Their seminal debut album ‘Scared to Dance’; came out in 1979 and was quickly followed by two chart singles – ‘Masquerade’ and ‘Working for the Yankee Dollar’. Both singles were taken from the Bill Nelson (Be Bop Deluxe) produced second album ‘Days in Europa’. The album also featured new member Rusty Egan of Rich Kids & Visage fame after the departure of Tom Kellichan. The band released two more albums ‘The Absolute Game’ (1980) and ‘Joy’ (1981) before splitting. Stuart Adamson went on to have worldwide success with his new band Big Country.

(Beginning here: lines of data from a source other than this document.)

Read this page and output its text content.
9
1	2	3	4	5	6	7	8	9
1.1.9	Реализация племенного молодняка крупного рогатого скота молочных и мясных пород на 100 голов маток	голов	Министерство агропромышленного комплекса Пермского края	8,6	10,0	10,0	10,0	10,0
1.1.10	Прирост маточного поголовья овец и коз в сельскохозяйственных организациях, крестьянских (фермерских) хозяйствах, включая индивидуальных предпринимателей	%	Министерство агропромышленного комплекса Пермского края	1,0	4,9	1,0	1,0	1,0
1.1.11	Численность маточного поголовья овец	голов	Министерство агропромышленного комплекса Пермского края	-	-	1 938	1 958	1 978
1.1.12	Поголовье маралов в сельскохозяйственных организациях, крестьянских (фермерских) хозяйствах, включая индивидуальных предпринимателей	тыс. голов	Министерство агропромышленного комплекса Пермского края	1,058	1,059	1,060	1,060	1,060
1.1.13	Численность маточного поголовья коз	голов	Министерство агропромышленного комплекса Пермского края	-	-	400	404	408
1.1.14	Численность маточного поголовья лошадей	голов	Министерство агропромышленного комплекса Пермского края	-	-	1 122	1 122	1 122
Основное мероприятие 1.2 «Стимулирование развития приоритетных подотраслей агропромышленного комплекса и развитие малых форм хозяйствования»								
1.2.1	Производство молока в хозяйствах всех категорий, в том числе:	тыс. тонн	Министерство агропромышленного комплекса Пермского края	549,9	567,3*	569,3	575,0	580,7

Formed in 1981 by guitar playing founder members, the late Stuart Adamson and Bruce Watson, both native of the band’s hometown Dunfermline in Scotland. Initially driven by a shared vision of widescreen guitar melody, harmony and lyric, the classic Big Country sound was further enhanced later that summer by the arrival of drummer Mark Brzezicki and bass player Tony Butler. This is the Big Country that (with Producer Steve Lillywhite), recorded the classic debut album ‘The Crossing’ in 1983.
The band broke massively worldwide with the release of the album’s classic singles ‘Fields Of Fire’, ‘Chance’ and signature song ‘In A Big Country’, which went on to become massive worldwide hits, selling over 2 million copies and driving ‘The Crossing’ to 3 prestigious Grammy nominations in the USA.
The run of success continued throughout the 1980′s with the release of the anthemic single ‘Wonderland’ and the second album ‘Steeltown’ (1984), which debuted at Number 1 in the UK and contained the hit singles ‘East Of Eden, ‘Just a Shadow’ and ‘Where The Rose Is Sown’.